Tung Yu-chi (董玉琪) was released on NT$50,000 bail yesterday afternoon and barred from leaving the country.
Dean was sentenced to four years in prison in July last year on charges of killing a newspaper delivery man in a drunk driving accident in March 2010.
The court said that after drinking with friends in the early hours of March 25, 2010, Dean decided to drive home in his black Mercedes-Benz. On the way, he allegedly hit a scooter from behind, striking its rider, Huang Chiun-teh (黃俊德), so hard that Huang’s neck was broken, leaving him paralyzed for several minutes before he died.
Dean, who denied he was at the wheel and maintained he was being driven by an employee of the KTV lounge where he had been entertaining customers, then allegedly fled the scene.
Members of Huang’s family and netizens have been criticizing Linda Gail Arrigo, a US human rights advocate and long-term resident of Taiwan, for making remarks in defense of Dean last week.
Arrigo, who last week represented Dean in issuing a statement critical of Taiwan’s judicial system, said the case showed discrimination among some Taiwanese, particularly toward people with darker skin.
In a statement last week, Dean, who is of Indian descent, set four conditions for his return to Taiwan, which he said would ensure a fair trial. Prosecutors have rejected the demands and said they would seek his extradition if Dean is in a country that has an extradition treaty with Taiwan.
Arrigo said there was no need for Dean to return to Taiwan to face justice, prompting a sharp rebuke from Huang’s family and supporters, who said she should leave Taiwan.
In response, Arrigo said she had the right to freedom of speech and that she had an Alien Permanent Resident Certificate.

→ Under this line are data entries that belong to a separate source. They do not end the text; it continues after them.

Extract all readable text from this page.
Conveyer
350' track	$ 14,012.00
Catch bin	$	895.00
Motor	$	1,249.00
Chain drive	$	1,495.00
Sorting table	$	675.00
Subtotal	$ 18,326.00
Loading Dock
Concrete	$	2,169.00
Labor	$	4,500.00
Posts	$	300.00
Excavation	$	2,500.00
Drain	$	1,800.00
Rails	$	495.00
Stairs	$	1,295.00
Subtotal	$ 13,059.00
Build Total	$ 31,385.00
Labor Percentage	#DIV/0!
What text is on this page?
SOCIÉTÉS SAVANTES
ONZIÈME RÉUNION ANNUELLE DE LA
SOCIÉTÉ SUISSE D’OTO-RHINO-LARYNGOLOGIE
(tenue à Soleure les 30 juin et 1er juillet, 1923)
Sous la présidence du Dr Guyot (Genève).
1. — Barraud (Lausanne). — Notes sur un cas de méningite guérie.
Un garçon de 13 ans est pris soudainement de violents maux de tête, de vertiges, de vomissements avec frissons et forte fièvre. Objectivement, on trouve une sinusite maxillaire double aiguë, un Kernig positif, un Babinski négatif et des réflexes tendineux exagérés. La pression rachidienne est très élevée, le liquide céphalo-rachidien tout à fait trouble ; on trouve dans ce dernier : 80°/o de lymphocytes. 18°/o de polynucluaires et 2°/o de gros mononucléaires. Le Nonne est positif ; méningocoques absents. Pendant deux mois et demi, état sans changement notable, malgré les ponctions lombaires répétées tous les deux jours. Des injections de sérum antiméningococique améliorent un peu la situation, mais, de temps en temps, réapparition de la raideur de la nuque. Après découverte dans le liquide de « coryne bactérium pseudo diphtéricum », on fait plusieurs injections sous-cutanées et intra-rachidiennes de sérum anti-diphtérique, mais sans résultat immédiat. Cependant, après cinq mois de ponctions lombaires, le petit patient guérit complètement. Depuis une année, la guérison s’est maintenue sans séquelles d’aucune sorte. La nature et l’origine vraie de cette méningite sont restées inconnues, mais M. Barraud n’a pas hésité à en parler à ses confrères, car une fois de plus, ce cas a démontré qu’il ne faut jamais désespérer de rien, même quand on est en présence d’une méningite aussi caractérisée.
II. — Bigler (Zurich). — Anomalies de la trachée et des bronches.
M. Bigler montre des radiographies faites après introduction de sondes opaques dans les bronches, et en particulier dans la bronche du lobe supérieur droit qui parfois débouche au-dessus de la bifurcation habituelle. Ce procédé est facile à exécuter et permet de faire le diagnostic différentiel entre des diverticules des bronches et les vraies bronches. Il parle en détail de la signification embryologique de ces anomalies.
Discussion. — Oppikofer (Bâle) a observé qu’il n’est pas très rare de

Meanwhile, Jerome Keating, a Taipei-based writer who supported Dean at a press conference in June 2010 chaired by Dean’s lawyer in his first trial, Billy Chen (陳達成), told the Taipei Times yesterday that the case was suspicious and should be looked deeply into.

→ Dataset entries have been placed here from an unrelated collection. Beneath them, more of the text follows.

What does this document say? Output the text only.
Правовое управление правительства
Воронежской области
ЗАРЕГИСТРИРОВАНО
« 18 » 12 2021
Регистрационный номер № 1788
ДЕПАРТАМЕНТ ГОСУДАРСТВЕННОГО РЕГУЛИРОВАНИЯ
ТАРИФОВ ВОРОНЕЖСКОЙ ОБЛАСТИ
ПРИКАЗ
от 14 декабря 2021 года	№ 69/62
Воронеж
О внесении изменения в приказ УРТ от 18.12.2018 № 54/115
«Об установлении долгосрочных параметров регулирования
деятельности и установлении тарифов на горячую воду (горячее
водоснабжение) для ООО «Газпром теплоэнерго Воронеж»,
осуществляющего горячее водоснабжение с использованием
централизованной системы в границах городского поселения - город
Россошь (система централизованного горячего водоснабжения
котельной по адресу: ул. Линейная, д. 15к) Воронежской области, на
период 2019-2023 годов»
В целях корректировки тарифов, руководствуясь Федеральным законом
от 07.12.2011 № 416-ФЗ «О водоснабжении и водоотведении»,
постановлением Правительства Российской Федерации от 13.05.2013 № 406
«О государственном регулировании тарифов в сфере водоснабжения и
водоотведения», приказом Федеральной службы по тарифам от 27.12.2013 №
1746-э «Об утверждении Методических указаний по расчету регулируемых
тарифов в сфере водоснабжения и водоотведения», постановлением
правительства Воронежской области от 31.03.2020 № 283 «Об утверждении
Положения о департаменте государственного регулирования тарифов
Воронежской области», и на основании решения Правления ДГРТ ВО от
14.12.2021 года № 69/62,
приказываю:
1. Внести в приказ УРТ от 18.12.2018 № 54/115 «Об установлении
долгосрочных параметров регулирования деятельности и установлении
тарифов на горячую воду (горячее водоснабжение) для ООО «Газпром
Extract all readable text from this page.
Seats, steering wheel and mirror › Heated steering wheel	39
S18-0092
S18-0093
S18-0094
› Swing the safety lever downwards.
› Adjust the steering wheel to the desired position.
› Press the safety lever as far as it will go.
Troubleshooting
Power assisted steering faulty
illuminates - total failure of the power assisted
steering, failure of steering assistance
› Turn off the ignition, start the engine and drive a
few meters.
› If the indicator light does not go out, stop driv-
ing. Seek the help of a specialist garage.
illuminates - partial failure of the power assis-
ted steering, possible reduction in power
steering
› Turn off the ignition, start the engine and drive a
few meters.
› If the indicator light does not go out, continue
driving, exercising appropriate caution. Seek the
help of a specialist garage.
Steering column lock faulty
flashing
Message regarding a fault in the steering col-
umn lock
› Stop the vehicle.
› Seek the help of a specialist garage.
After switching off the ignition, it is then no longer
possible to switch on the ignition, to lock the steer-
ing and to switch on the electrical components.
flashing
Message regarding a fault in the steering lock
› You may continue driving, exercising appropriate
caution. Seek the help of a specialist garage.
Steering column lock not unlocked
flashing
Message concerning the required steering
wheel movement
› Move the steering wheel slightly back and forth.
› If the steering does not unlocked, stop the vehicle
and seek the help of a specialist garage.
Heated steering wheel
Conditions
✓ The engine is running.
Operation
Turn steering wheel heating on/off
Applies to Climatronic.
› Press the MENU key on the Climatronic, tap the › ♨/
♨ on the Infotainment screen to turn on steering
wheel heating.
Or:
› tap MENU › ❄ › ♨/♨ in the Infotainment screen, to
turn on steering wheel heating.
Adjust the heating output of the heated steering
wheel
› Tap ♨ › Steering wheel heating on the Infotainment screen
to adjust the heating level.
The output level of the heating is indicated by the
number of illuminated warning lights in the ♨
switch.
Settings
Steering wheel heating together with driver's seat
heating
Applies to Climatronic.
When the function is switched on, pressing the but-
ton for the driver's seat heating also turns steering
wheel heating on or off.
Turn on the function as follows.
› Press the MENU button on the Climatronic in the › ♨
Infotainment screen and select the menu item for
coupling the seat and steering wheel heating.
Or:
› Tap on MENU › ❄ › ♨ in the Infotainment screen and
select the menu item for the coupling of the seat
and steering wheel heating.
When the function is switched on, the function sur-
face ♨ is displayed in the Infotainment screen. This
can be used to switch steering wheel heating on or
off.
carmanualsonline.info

During that press conference, Keating — who himself had a brush with the judicial system and Taiwan’s media over allegations of sexual harassment in 2009 — said the expatriate community in Taiwan and abroad thought Dean’s case had been manipulated and turned into a social event, which was unfair to Dean’s trial and reputation.
“We know there was a death, we know it was caused by Dean’s car, we know the man’s family is deprived of income and should have recompense,” but the case is in question, he said yesterday.

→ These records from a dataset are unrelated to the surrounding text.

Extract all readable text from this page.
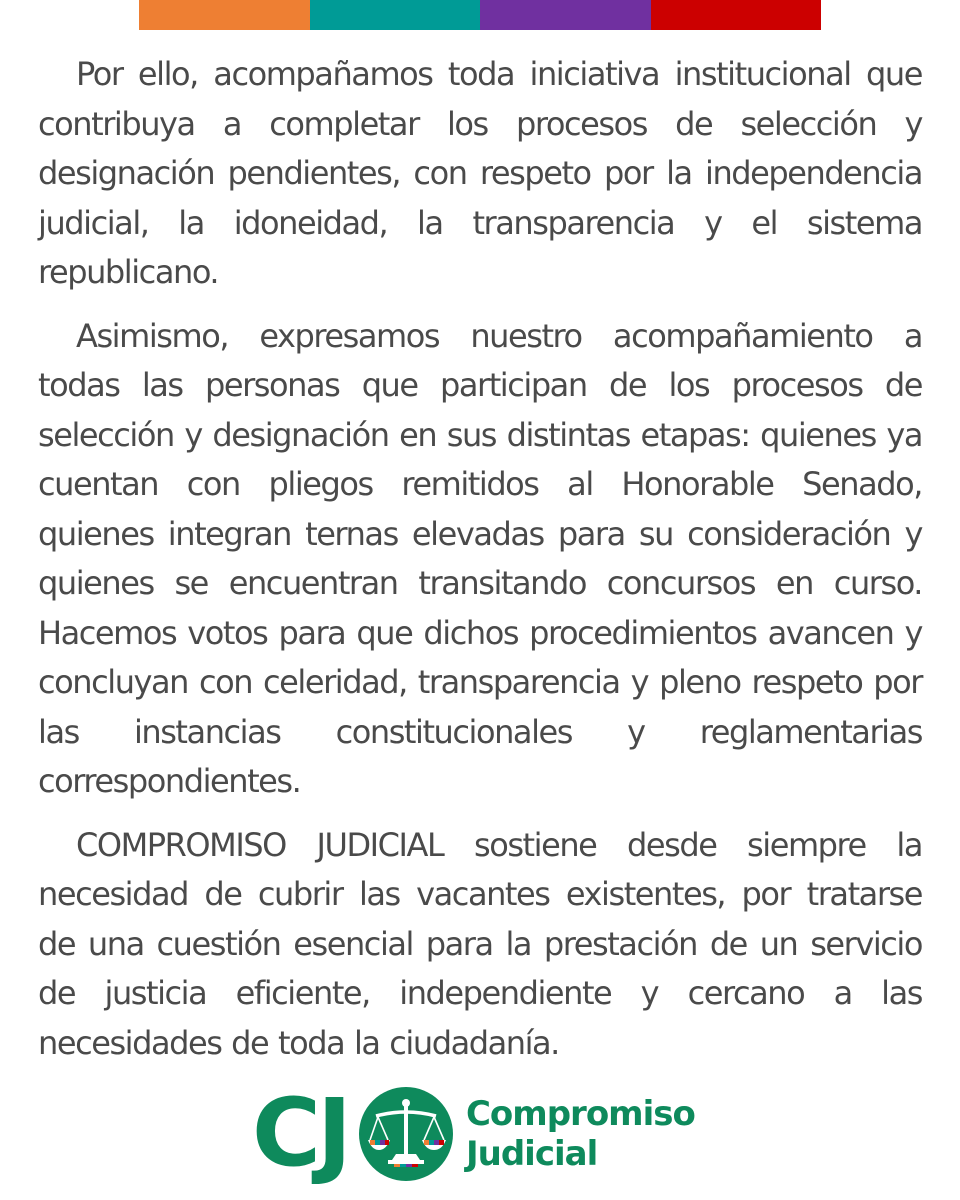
Por ello, acompañamos toda iniciativa institucional que contribuya a completar los procesos de selección y designación pendientes, con respeto por la independencia judicial, la idoneidad, la transparencia y el sistema republicano.

Asimismo, expresamos nuestro acompañamiento a todas las personas que participan de los procesos de selección y designación en sus distintas etapas: quienes ya cuentan con pliegos remitidos al Honorable Senado, quienes integran ternas elevadas para su consideración y quienes se encuentran transitando concursos en curso. Hacemos votos para que dichos procedimientos avancen y concluyan con celeridad, transparencia y pleno respeto por las instancias constitucionales y reglamentarias correspondientes.

COMPROMISO JUDICIAL sostiene desde siempre la necesidad de cubrir las vacantes existentes, por tratarse de una cuestión esencial para la prestación de un servicio de justicia eficiente, independiente y cercano a las necesidades de toda la ciudadanía.

CJ	Compromiso
Judicial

“Video evidence of the accident, which was used to convict Dean was not presented in the trials, and there were two parking lot attendants of the nightclub, but investigators decided one did not drive Dean’s car home, and avoided looking into the other,” he said.
In a separate e-mail to a mailing group on Sunday, Keating offered “brief knowledge” of the case and wrote: “There are regular deaths by scooters; and then there is Zain’s case [,] which of course involves a foreigner.”
Investigations found that Dean fled Taiwan on Aug. 14 last year using a friend’s passport. The friend, a Caucasian identified only as David, is an English teacher in Taiwan and is also a British citizen.